Прежде, чем Эммелайн успела вслух выразить свой протест и положить конец возмутительной сцене, она услыхала позади себя странный шипящий звук и, обернувшись, с изумлением обнаружила Дункана, из-за дверей подзывавшего ее и Конистана отчаянными жестами.

— Подите сюда, — прошептал он. — Быстро! Ой, да перестаньте же глазеть на меня и подойдите сюда, а то вы им помешаете!

Эммелайн взглянула на Кони стана, желая знать, как он воспримет столь странное поведение Дункана, и убедилась, что его лицо сияет довольством. Ну, разумеется, он был бы просто счастлив, если бы Чарльзу Силлоту удалось завоевать сердце Грэйс! Впрочем, она была твердо уверена в одном: виконт даже представить себе не мог, как глубока любовь Грэйс к его брату.

Первым ее побуждением было немедленно прервать это недостойное свидание, происходившее в гостиной, но любопытство взяло верх. Подойдя ближе к Дункану вместе с Конистаном, не отстававшим от нее ни на шаг, Эммелайн прошептала:

— Я вижу, Грэйс не сильно пострадала, но что делает рядом с нею мистер Силлот?

Оглядевшись по сторонам, чтобы убедиться, что больше никого вокруг нет, Дункан наклонился очень близко к ним обоим и прошептал в ответ:

— Грэйс пожелала переговорить с Чарльзом наедине. Кажется, он всерьез в нее влюбился, а я не правильно истолковал его намерения. Похоже, он был влюблен в нее еще в апреле! Подумать только!

Эммелайн хотела немедленно сообщить Дункану, что, каковы бы ни были намерения Чарльза Силлота, в настоящий момент он не выпускает Грэйс Баттермир из своих крепких объятий, но Конистан ее опередил.

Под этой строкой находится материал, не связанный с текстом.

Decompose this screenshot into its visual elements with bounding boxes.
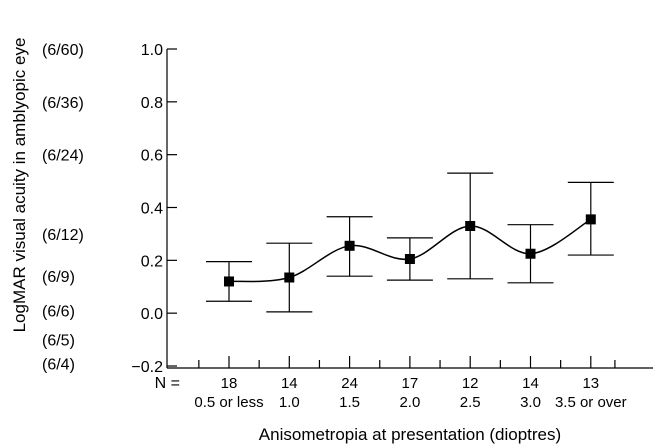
x-tick-label: 3.0 (520, 394, 541, 411)
n-value: 14 (281, 375, 298, 392)
y-ticks: 1.0 0.8 0.6 0.4 0.2 0.0 −0.2 (131, 42, 177, 376)
y-tick-label: 0.2 (141, 253, 163, 270)
n-value: 12 (462, 375, 479, 392)
snellen-label: (6/60) (42, 42, 84, 59)
x-tick-label: 1.5 (339, 394, 360, 411)
y-tick-label: 0.0 (141, 306, 163, 323)
data-points (224, 214, 596, 287)
axes (166, 49, 653, 369)
n-value: 14 (522, 375, 539, 392)
snellen-label: (6/9) (42, 269, 75, 286)
snellen-label: (6/6) (42, 304, 75, 321)
x-tick-label: 0.5 or less (194, 394, 263, 411)
data-point (585, 214, 596, 225)
data-point (344, 240, 355, 251)
data-point (525, 248, 536, 259)
data-point (284, 272, 295, 283)
snellen-label: (6/12) (42, 227, 84, 244)
n-label: N = (155, 375, 180, 392)
snellen-labels: (6/60) (6/36) (6/24) (6/12) (6/9) (6/6) (6/5) (… (42, 42, 84, 373)
x-tick-label: 1.0 (279, 394, 300, 411)
n-value: 24 (341, 375, 358, 392)
x-tick-label: 3.5 or over (555, 394, 627, 411)
data-point (404, 254, 415, 265)
x-ticks: 18 0.5 or less 14 1.0 24 1.5 17 2.0 12 2.5 14 3.0 13… (194, 356, 627, 411)
y-tick-label: −0.2 (131, 359, 163, 376)
y-tick-label: 0.6 (141, 148, 163, 165)
snellen-label: (6/5) (42, 333, 75, 350)
y-tick-label: 0.4 (141, 201, 163, 218)
n-value: 17 (402, 375, 419, 392)
error-bars (206, 172, 614, 313)
y-axis-label: LogMAR visual acuity in amblyopic eye (10, 38, 29, 333)
n-value: 13 (582, 375, 599, 392)
y-tick-label: 1.0 (141, 42, 163, 59)
snellen-label: (6/4) (42, 356, 75, 373)
x-tick-label: 2.0 (399, 394, 420, 411)
n-value: 18 (221, 375, 238, 392)
y-tick-label: 0.8 (141, 95, 163, 112)
snellen-label: (6/36) (42, 95, 84, 112)
snellen-label: (6/24) (42, 148, 84, 165)
data-point (465, 220, 476, 231)
x-tick-label: 2.5 (460, 394, 481, 411)
data-point (224, 276, 234, 287)
x-axis-label: Anisometropia at presentation (dioptres) (259, 425, 561, 444)
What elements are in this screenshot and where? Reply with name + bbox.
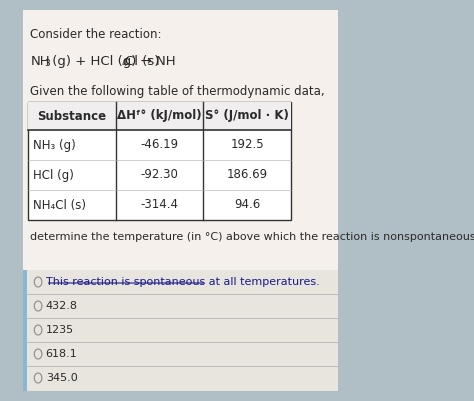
Text: NH₃ (g): NH₃ (g) [33,138,75,152]
Text: 3: 3 [44,59,50,68]
Text: Cl (s): Cl (s) [125,55,159,68]
Text: NH₄Cl (s): NH₄Cl (s) [33,198,86,211]
Text: Given the following table of thermodynamic data,: Given the following table of thermodynam… [30,85,325,98]
Bar [28,102,291,220]
Text: Substance: Substance [37,109,107,122]
Text: 186.69: 186.69 [227,168,268,182]
Bar [23,270,27,391]
Text: 192.5: 192.5 [230,138,264,152]
Bar [28,102,291,130]
Text: -314.4: -314.4 [141,198,179,211]
Text: 94.6: 94.6 [234,198,260,211]
Text: 432.8: 432.8 [46,301,78,311]
Text: NH: NH [30,55,50,68]
Text: -92.30: -92.30 [141,168,179,182]
Text: 1235: 1235 [46,325,74,335]
Bar [23,10,338,270]
Text: determine the temperature (in °C) above which the reaction is nonspontaneous.: determine the temperature (in °C) above … [30,232,474,242]
Text: HCl (g): HCl (g) [33,168,73,182]
Text: 618.1: 618.1 [46,349,77,359]
Text: 4: 4 [121,59,127,68]
Text: This reaction is spontaneous at all temperatures.: This reaction is spontaneous at all temp… [46,277,319,287]
Text: S° (J/mol · K): S° (J/mol · K) [205,109,289,122]
Text: 345.0: 345.0 [46,373,77,383]
Bar [23,270,338,391]
Text: ΔHᶠ° (kJ/mol): ΔHᶠ° (kJ/mol) [117,109,202,122]
Text: Consider the reaction:: Consider the reaction: [30,28,162,41]
Text: (g) + HCl (g) → NH: (g) + HCl (g) → NH [48,55,176,68]
Text: -46.19: -46.19 [140,138,179,152]
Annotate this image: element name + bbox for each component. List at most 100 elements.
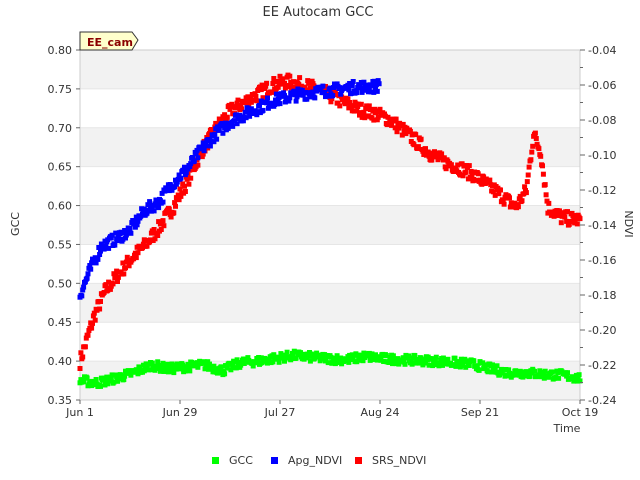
data-point: [392, 125, 398, 131]
data-point: [457, 359, 462, 365]
left-axis-title: GCC: [9, 212, 22, 236]
data-point: [312, 95, 318, 101]
data-point: [348, 90, 354, 96]
right-tick-label: -0.18: [588, 289, 616, 302]
data-point: [234, 357, 240, 363]
data-point: [354, 90, 360, 96]
data-point: [115, 274, 121, 280]
data-point: [439, 151, 445, 157]
data-point: [461, 163, 467, 169]
data-point: [82, 279, 88, 285]
data-point: [286, 98, 292, 104]
data-point: [248, 95, 253, 101]
data-point: [244, 100, 250, 106]
legend-item-srs-ndvi: SRS_NDVI: [355, 454, 426, 467]
data-point: [423, 146, 428, 152]
data-point: [497, 372, 503, 378]
legend-label: Apg_NDVI: [288, 454, 342, 467]
data-point: [443, 166, 449, 172]
data-point: [134, 367, 140, 373]
data-point: [445, 356, 451, 362]
x-tick-label: Jul 27: [264, 406, 296, 419]
data-point: [387, 116, 393, 122]
data-point: [359, 89, 365, 95]
data-point: [132, 250, 138, 256]
data-point: [198, 149, 204, 154]
data-point: [187, 368, 193, 374]
right-tick-label: -0.04: [588, 44, 616, 57]
data-point: [526, 164, 532, 170]
data-point: [323, 84, 328, 89]
data-point: [477, 177, 483, 183]
data-point: [373, 352, 378, 358]
data-point: [121, 271, 127, 277]
data-point: [523, 190, 529, 196]
data-point: [283, 83, 289, 88]
data-point: [84, 375, 90, 381]
x-tick-label: Sep 21: [461, 406, 499, 419]
data-point: [332, 89, 338, 95]
data-point: [522, 184, 528, 190]
x-tick-label: Oct 19: [562, 406, 599, 419]
legend-swatch: [212, 457, 219, 464]
data-point: [471, 358, 477, 364]
data-point: [332, 355, 337, 361]
data-point: [238, 102, 244, 108]
data-point: [364, 103, 370, 109]
data-point: [557, 208, 562, 214]
data-point: [254, 98, 260, 104]
data-point: [337, 103, 343, 109]
legend-swatch: [355, 457, 362, 464]
data-point: [97, 306, 103, 312]
data-point: [213, 366, 219, 372]
data-point: [186, 181, 192, 187]
data-point: [273, 97, 278, 103]
data-point: [160, 360, 166, 366]
data-point: [122, 228, 128, 233]
data-point: [234, 121, 240, 127]
data-point: [131, 256, 137, 262]
data-point: [258, 87, 264, 93]
data-point: [520, 374, 526, 380]
data-point: [296, 82, 302, 88]
data-point: [366, 103, 372, 109]
data-point: [90, 320, 95, 326]
data-point: [455, 162, 461, 168]
left-axis-ticks: 0.35 0.40 0.45 0.50 0.55 0.60 0.65 0.70 0.75 0.80: [48, 44, 80, 407]
data-point: [175, 192, 181, 198]
data-point: [276, 359, 282, 365]
badge: EE_cam: [79, 31, 139, 51]
data-point: [243, 115, 249, 121]
data-point: [527, 373, 533, 379]
data-point: [234, 100, 240, 106]
data-point: [483, 362, 489, 368]
data-point: [409, 361, 415, 367]
data-point: [133, 255, 139, 261]
data-point: [147, 199, 153, 205]
data-point: [366, 350, 372, 356]
data-point: [537, 368, 543, 374]
data-point: [172, 362, 178, 368]
data-point: [500, 198, 506, 204]
data-point: [215, 124, 220, 130]
data-point: [538, 153, 544, 159]
data-point: [88, 266, 94, 272]
data-point: [546, 374, 552, 380]
data-point: [530, 143, 536, 149]
data-point: [212, 131, 218, 137]
data-point: [301, 356, 307, 362]
data-point: [457, 172, 463, 178]
data-point: [365, 113, 371, 119]
data-point: [134, 222, 140, 228]
data-point: [166, 188, 172, 194]
data-point: [525, 172, 531, 178]
data-point: [111, 379, 117, 385]
data-point: [106, 245, 112, 251]
data-point: [151, 227, 157, 232]
data-point: [113, 230, 119, 236]
data-point: [176, 172, 182, 178]
data-point: [91, 310, 97, 316]
data-point: [85, 271, 91, 277]
data-point: [203, 143, 209, 148]
data-point: [230, 123, 236, 129]
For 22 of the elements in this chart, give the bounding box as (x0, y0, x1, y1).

— Отлично! Отлично! — воскликнул виконт восторженным шепотом. Затем, взяв Дункана за руку, он попытался увести его. — Пусть наговорятся всласть, не нужно им мешать! Может быть, Силлот хочет сделать ей предложение. Прекрасная партия для мисс Баттермир. Богатый наследник старинного рода, будущий пэр Англии! Просто блестящая партия!

Заметив, что Дункан не проявляет желания уйти, Эммелайн торопливо спросила:

— Но, Дункан, известно ли вам, что Чарльз сейчас обнимает ее, пылая страстью?

— Да вовсе он не пылает страстью! — возмутился Конистан. — До чего же вы любите театральные выражения!

Но Дункан даже не дал брату закончить фразы.

— Какого черта?! — воскликнул он и, решительным движением выдернув руку из захвата Конистана, с потемневшим от ярости лицом бросился к дверям гостиной, видимо, намереваясь взять их штурмом.

Однако Конистан удержал его, перехватив поперек груди, и велел оставаться на месте.

— Это не твое дело!

— Черта с два это не мое дело! — взъярился Дункан. — Как она, по-твоему, вообще попала под удар? Силлот пытался ее обнять и не хотел отпустить ее руку, а я решил врезать ему по скуле! Боже, даже вспомнить жутко! Грэйс встала между нами, понимаешь, и я задел ее щеку, а теперь на этом месте красуется огромный синяк! Но во всем виноват Силлот, и я хотел…

— Да стой же ты, ветрогон! — строго приказал Конистан. — Мисс Баттермир должна сама научиться держать на расстоянии своих чрезмерно ретивых поклонников и пресекать их попытки…

— Я вызову его на дуэль! — воскликнул Дункан, еще больше покраснев и в ярости отбрасывая Конистана в сторону. — Вот увидишь!

Никогда еще Эммелайн не приходилось видеть младшего Лэнгдейла в таком состоянии.

Однако в ту самую минуту, как Дункан вырвался из рук брата, мистер Силлот появился на пороге гостиной с затуманенным от горя взором. Окинув троицу, толпившуюся прямо под дверями, невидящим взглядом, он дрожащими губами произнес:

— Понимаете, я люблю ее! Мне никогда не найти другой такой… Такой чистой, такой доброй, такой великодушной, как Грэйс Баттермир. — С этими словами он слепо прошел мимо них. — Я сделал ей предложение, а она отказала. Она говорит, что ее сердце давно принадлежит другому. Должно быть, она имела в виду вас, Дункан. Я не переживу!

Дункан зачарованно глядел вслед мистеру Силлоту, явно утратив всякий интерес к дуэли.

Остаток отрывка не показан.